Fiji’s banking system is currently experiencing significant liquidity, with a surplus of $2.4 billion as reported by the Reserve Bank of Fiji (RBF) in its December economic review. This robust liquidity continues to support historically low lending rates, which stood at 4.59% for loans and 1.67% for time deposits in November.
While the lending rates remain low, there has been a slight increase in time deposit rates, attributed to the implementation of Basel III requirements aimed at strengthening risk management in the banking sector. The RBF notes that the financial landscape in Fiji is favorable for economic growth, with broad money expanding by 8.4% annually and a notable rise in private sector credit, which grew by 11.4%.

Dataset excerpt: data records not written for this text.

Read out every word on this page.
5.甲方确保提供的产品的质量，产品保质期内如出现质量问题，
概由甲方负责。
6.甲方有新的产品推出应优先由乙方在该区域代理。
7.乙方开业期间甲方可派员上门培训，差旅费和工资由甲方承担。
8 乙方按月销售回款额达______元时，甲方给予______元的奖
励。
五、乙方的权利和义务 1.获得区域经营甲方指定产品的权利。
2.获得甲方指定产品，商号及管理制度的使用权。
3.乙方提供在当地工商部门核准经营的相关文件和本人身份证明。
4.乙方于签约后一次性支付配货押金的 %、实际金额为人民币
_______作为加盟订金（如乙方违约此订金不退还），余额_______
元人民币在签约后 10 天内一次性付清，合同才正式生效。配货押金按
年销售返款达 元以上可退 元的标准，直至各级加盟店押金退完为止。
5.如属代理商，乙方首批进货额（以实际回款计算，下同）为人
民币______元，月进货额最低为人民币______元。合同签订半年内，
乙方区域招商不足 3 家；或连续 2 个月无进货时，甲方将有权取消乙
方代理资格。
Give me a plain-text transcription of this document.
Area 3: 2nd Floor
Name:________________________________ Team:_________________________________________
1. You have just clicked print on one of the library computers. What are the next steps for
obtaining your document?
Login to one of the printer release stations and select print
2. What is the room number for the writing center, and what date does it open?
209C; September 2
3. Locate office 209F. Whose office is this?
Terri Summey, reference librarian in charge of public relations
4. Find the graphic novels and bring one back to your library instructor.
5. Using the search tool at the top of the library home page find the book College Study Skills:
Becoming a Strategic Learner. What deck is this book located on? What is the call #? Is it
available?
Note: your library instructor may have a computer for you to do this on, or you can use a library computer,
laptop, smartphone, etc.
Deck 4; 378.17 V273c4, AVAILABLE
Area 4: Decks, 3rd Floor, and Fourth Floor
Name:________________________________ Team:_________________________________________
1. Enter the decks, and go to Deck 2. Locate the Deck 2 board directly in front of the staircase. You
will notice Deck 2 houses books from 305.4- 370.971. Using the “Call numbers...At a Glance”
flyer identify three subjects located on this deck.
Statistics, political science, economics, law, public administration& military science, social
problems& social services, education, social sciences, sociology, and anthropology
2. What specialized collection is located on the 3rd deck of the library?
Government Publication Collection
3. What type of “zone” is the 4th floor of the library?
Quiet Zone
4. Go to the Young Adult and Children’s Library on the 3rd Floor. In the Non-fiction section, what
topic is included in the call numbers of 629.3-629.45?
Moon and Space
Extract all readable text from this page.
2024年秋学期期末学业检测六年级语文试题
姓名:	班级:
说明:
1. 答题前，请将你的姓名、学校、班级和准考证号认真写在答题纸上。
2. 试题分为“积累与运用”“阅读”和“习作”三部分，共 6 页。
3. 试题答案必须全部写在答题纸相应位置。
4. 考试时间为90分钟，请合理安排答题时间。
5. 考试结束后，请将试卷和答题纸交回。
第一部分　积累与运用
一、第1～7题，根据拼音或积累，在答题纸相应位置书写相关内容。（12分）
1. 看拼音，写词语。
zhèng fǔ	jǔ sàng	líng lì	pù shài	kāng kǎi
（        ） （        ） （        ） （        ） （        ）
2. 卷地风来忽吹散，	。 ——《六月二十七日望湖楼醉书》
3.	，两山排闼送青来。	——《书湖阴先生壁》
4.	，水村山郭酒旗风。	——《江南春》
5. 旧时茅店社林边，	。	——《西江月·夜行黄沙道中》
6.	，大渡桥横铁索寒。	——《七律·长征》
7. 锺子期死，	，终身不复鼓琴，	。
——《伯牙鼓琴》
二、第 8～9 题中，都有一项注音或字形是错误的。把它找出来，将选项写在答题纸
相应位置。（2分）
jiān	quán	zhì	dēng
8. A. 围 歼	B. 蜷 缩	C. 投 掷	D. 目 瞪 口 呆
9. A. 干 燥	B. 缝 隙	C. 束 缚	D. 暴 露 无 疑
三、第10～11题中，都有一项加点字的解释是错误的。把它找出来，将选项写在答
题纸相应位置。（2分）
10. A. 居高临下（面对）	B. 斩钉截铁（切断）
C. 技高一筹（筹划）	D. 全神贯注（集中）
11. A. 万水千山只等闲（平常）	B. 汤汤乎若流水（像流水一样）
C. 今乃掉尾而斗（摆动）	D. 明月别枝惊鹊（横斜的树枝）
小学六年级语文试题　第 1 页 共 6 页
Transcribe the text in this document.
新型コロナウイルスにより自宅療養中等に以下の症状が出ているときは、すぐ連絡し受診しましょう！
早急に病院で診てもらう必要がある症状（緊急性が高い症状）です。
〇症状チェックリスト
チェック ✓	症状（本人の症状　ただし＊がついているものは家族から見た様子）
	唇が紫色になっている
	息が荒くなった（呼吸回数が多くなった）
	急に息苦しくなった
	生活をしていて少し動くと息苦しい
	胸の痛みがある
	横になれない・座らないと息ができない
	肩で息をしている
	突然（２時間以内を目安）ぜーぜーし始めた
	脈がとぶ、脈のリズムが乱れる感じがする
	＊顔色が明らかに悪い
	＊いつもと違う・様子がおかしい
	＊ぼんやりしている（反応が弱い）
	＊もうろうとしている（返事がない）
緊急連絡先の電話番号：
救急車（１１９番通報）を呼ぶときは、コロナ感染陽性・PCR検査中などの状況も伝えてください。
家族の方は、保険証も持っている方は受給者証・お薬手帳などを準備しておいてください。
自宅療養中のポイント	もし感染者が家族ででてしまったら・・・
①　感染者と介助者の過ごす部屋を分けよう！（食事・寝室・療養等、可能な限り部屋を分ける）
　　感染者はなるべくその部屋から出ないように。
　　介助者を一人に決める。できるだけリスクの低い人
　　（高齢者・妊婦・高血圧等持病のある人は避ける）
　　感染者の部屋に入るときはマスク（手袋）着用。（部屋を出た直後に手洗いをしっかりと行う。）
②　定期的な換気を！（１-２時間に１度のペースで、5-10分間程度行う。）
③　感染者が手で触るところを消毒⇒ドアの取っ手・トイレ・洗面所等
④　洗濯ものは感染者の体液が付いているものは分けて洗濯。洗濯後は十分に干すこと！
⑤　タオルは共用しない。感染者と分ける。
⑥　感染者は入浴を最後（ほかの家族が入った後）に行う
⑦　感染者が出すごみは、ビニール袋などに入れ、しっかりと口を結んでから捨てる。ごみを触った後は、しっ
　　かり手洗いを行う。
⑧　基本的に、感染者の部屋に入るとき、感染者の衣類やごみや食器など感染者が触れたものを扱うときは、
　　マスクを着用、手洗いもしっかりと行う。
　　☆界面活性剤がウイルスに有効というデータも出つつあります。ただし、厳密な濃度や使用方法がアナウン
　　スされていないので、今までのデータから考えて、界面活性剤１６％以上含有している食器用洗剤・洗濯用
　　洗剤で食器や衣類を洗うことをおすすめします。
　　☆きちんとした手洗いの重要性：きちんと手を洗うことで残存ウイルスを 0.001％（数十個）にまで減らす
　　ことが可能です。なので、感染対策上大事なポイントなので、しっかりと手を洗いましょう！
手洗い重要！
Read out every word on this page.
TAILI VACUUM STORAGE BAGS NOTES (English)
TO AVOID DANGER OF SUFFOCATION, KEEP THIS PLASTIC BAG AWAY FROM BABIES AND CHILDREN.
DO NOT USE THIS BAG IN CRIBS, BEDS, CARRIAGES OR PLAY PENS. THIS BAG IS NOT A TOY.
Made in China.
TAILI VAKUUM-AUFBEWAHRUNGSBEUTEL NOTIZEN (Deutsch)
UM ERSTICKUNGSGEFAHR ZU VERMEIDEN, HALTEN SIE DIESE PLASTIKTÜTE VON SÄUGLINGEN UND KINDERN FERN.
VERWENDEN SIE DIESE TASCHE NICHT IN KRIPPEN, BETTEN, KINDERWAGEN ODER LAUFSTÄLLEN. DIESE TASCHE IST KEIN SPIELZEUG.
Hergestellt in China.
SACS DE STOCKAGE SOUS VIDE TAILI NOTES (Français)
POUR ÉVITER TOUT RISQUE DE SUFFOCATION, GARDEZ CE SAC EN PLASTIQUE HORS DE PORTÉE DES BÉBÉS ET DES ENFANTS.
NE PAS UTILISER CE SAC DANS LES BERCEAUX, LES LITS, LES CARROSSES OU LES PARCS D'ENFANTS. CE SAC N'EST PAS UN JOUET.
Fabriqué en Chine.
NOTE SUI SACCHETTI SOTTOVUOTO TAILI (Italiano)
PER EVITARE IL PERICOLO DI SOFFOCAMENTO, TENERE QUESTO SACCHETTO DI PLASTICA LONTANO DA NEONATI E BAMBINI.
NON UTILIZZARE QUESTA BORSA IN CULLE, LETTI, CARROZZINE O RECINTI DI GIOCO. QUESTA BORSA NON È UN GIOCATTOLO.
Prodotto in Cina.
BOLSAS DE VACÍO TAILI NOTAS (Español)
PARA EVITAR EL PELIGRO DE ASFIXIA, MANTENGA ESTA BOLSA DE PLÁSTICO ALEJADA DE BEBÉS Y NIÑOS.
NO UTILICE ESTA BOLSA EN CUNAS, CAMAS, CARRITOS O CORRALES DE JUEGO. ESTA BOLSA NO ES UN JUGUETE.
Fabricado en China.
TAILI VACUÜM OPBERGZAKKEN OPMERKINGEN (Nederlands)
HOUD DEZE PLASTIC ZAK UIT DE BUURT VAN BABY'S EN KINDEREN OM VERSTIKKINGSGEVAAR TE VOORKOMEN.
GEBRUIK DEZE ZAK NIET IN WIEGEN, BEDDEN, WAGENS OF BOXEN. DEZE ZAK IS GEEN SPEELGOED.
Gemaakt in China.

Lending to businesses rose by 10.9%, and household credit saw a remarkable increase of 13.3%. Such figures indicate a healthy confidence within the private sector. Consumption activities have also demonstrated strong growth, with vehicle registrations increasing by 18.4% and new consumption lending, particularly in sectors like wholesale, retail, hotels, and restaurants, surging by 33.8% to reach $1.7 billion.
On the investment side, while new lending for investment purposes rose by 25.9%, challenges remain evident. The number of building permits issued decreased by 35.9%, although the overall value of these permits surged by 97.7%, reflecting escalating construction costs and a shortage of skilled labor.
On a hopeful note, despite some challenges in the investment sector, the financial data suggest that Fiji’s economy is resilient and poised for further growth. The expectations of increased private sector activity could pave the way for sustainable economic development in the near future, encouraging a cautiously optimistic outlook for 2024 and beyond.